At this same meeting, Aaron Patnode, Executive Director of CoverOregon cautioned Oregonians to “level their expectations” prior to OE2 as there might still be technical glitches such as page lags in the transition.
The nation held its breath, but the federal exchange fared well with few reported problems as approximately 500,000 Americans signed onto the website to learn about their health care options and tax subsidies. HealthCare.gov successfully signed more than 100,000 Americans on Saturday.
The federal marketplace handles enrollment for 37 states. The department of Health and Human Services anticipates 9 to 10 million Americans to enroll for health insurance through the marketplace in 2015.
“The vast majority of people coming to the site were able to get on and do what they were intending to do,” said Sylvia Burwell, Health and Human Services Secretary to NBC’s Meet the Press on Nov. 16.
Enroll Alaska Discovers Subsidy Miscalculations
Alaska published a call to action, encouraging all Alaskans to renew or enroll for 2015 health insurance in person or over the phone.

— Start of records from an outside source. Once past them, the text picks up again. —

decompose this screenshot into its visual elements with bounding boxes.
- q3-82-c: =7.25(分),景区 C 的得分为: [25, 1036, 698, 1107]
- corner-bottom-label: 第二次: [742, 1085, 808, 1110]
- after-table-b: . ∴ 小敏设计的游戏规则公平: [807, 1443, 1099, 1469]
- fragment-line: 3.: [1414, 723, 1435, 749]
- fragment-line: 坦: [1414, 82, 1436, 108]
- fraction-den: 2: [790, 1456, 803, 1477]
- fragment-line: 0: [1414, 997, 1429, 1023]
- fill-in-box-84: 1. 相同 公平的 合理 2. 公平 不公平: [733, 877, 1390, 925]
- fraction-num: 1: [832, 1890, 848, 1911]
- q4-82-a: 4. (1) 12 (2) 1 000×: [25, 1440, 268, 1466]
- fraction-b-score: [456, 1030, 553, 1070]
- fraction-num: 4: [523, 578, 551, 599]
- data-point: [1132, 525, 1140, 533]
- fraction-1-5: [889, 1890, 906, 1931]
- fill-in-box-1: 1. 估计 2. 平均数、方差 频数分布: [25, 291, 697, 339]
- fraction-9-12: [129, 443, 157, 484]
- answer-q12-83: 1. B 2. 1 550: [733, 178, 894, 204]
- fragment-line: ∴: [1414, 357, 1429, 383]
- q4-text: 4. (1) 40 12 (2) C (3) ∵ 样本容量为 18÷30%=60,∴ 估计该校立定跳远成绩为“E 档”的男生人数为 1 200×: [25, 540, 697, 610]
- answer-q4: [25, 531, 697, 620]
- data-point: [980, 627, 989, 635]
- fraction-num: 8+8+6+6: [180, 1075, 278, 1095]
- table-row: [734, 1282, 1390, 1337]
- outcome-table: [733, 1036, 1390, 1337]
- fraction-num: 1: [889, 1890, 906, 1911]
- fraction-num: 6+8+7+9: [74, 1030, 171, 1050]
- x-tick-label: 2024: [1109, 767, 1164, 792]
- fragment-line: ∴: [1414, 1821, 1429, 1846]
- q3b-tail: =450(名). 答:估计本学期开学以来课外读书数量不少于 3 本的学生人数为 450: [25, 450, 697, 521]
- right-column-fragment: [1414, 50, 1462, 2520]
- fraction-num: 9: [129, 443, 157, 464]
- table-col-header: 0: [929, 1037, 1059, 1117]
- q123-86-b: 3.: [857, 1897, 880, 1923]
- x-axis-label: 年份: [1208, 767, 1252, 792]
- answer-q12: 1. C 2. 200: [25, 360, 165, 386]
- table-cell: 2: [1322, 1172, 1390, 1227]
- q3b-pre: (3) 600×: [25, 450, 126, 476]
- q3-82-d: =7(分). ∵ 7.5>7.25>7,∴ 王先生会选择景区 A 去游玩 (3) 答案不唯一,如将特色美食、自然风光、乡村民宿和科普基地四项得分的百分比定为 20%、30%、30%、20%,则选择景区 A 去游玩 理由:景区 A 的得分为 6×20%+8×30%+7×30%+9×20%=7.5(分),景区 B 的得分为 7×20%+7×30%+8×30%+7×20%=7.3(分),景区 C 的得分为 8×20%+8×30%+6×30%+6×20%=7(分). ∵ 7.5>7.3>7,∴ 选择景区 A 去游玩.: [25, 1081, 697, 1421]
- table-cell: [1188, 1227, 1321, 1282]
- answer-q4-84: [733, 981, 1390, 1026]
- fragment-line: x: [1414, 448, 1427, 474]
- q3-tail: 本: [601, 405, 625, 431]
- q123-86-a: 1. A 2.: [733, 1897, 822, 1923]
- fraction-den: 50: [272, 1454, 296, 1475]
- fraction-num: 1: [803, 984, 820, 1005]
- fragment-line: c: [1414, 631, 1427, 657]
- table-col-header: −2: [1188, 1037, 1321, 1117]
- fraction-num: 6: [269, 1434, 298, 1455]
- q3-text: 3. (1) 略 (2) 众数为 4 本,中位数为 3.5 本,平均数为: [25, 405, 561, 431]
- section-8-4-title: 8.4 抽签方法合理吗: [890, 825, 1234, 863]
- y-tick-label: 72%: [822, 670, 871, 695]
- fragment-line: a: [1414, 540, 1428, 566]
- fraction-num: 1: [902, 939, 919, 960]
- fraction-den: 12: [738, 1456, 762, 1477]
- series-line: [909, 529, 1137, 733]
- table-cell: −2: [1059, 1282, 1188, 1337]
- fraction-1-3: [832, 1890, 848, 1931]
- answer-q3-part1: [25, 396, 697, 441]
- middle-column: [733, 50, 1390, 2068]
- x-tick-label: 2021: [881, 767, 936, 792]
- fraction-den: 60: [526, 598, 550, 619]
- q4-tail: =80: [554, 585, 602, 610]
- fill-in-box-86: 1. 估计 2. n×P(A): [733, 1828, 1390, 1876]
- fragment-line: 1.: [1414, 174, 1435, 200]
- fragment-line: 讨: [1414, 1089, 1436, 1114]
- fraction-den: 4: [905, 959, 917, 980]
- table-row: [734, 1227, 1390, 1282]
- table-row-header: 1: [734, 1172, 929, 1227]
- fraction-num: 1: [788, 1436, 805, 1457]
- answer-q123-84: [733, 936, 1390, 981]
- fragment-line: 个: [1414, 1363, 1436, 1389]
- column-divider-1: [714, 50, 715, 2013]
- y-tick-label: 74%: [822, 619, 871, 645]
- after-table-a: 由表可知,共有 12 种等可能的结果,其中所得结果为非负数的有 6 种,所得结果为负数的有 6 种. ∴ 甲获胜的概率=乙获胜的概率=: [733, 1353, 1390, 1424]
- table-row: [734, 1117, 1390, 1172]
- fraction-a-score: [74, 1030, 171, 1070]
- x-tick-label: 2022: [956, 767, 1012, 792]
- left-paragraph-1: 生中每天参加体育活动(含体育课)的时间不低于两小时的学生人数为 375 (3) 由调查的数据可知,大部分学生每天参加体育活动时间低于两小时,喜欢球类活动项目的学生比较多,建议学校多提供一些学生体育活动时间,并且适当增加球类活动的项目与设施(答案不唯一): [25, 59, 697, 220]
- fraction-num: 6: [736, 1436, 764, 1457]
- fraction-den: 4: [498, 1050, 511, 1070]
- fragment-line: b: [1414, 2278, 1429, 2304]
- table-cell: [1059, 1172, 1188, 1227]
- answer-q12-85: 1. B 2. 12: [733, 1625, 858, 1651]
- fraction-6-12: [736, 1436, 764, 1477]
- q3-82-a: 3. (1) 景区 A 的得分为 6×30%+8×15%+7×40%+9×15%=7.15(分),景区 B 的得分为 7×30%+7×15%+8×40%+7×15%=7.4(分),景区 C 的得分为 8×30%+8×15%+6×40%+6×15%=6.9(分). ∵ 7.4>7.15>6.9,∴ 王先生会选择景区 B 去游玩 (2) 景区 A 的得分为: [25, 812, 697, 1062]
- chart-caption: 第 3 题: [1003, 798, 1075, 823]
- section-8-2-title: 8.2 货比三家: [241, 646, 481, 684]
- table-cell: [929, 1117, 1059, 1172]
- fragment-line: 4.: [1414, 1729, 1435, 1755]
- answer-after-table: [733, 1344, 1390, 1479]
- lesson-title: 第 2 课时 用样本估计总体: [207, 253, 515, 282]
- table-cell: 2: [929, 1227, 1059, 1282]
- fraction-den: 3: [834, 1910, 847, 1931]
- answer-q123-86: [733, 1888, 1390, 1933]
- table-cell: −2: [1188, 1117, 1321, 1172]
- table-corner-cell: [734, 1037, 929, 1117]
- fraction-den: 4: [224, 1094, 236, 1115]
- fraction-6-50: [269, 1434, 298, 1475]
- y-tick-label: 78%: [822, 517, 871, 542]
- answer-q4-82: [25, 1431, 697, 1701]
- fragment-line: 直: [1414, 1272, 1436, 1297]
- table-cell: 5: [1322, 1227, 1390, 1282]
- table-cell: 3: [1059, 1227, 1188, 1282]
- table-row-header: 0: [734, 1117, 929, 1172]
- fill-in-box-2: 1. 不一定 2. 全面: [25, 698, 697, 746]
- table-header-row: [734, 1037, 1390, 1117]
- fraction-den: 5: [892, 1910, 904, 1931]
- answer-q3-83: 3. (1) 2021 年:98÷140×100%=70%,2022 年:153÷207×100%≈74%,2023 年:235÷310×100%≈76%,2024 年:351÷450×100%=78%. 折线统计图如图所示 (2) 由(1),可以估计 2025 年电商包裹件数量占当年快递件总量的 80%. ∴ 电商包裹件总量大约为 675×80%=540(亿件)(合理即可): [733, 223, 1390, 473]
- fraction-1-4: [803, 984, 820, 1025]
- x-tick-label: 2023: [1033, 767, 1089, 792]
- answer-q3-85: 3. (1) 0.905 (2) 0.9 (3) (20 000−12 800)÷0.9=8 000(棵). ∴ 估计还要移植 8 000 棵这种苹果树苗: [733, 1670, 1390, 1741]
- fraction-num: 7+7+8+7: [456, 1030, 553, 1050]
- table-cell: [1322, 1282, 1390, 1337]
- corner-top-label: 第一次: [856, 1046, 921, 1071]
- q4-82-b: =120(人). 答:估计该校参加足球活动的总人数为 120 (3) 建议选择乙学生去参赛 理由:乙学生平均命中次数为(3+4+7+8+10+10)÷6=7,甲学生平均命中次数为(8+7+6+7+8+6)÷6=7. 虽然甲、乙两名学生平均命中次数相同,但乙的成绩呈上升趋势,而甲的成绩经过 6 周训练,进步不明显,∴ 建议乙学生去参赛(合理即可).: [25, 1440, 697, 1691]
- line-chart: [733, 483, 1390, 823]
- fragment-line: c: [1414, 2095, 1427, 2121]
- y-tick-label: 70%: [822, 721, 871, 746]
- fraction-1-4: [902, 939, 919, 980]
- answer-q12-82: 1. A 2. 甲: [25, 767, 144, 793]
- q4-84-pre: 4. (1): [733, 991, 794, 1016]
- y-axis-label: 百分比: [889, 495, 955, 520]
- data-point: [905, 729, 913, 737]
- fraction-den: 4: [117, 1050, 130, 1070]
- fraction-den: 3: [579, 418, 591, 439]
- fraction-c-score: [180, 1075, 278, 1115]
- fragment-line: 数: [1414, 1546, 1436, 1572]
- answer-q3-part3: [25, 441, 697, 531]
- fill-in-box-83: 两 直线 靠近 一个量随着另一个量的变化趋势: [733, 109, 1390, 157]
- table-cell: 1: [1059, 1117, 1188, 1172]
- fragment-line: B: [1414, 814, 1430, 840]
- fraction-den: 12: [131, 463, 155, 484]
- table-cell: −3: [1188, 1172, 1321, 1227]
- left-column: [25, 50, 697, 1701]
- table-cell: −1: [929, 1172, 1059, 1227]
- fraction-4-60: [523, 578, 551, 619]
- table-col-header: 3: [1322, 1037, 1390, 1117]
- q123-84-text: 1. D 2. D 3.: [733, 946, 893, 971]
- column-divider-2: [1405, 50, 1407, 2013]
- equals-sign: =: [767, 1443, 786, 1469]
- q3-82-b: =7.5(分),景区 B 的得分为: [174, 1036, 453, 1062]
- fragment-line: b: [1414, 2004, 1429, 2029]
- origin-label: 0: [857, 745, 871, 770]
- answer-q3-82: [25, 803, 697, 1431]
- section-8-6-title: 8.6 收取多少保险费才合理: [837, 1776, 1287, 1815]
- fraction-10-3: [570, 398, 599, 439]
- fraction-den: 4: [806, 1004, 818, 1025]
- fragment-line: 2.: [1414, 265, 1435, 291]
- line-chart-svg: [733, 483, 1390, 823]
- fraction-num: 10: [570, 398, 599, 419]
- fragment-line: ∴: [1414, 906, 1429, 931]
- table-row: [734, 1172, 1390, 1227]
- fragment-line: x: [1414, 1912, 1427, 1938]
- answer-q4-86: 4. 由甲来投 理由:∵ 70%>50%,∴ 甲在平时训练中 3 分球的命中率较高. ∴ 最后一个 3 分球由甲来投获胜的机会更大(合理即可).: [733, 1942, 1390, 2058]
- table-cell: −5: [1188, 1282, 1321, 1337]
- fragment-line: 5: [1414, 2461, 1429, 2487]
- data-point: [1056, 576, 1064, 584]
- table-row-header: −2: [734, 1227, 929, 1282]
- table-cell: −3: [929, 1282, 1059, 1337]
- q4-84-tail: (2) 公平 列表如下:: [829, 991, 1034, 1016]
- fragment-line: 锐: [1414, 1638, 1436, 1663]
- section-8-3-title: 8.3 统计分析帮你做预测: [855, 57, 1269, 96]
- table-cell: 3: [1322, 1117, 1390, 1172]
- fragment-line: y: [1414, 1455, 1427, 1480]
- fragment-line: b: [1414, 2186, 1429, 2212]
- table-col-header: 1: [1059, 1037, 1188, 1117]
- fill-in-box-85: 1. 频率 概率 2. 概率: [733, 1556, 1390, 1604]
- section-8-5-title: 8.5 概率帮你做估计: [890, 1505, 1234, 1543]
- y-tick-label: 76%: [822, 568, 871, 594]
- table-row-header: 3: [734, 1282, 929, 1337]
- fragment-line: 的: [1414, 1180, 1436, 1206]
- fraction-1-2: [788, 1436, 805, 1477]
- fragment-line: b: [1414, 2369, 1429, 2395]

An Enroll Alaska press release on Nov. 14 announced that HealthCare.gov was not calculating the correct subsidy for Alaskans.
“We have decided to temporarily suspend enrolling individuals in the Federally Facilitated Marketplace (FFM) until we can confirm that the subsidies calculated are accurate,” said the Enroll Alaska statement.
Based on testing, Joshua Weinstein, President of Northrim Benefits Group, found that subsidies calculated with the “window shopping” tool for 2015 were lower than they should be for Alaskans.
“Our agents will continue to speak and meet with individuals and families to help them understand their health insurance options and we will complete their enrollments as soon as we have confirmation that the site is working as it should,” said Weinstein in the statement.
Enroll Alaska reports that it is working with Health and Human Services (HHS) and the Centers for Medicare and Medicaid Services (CMS) to ensure subsidy calculations are accurate.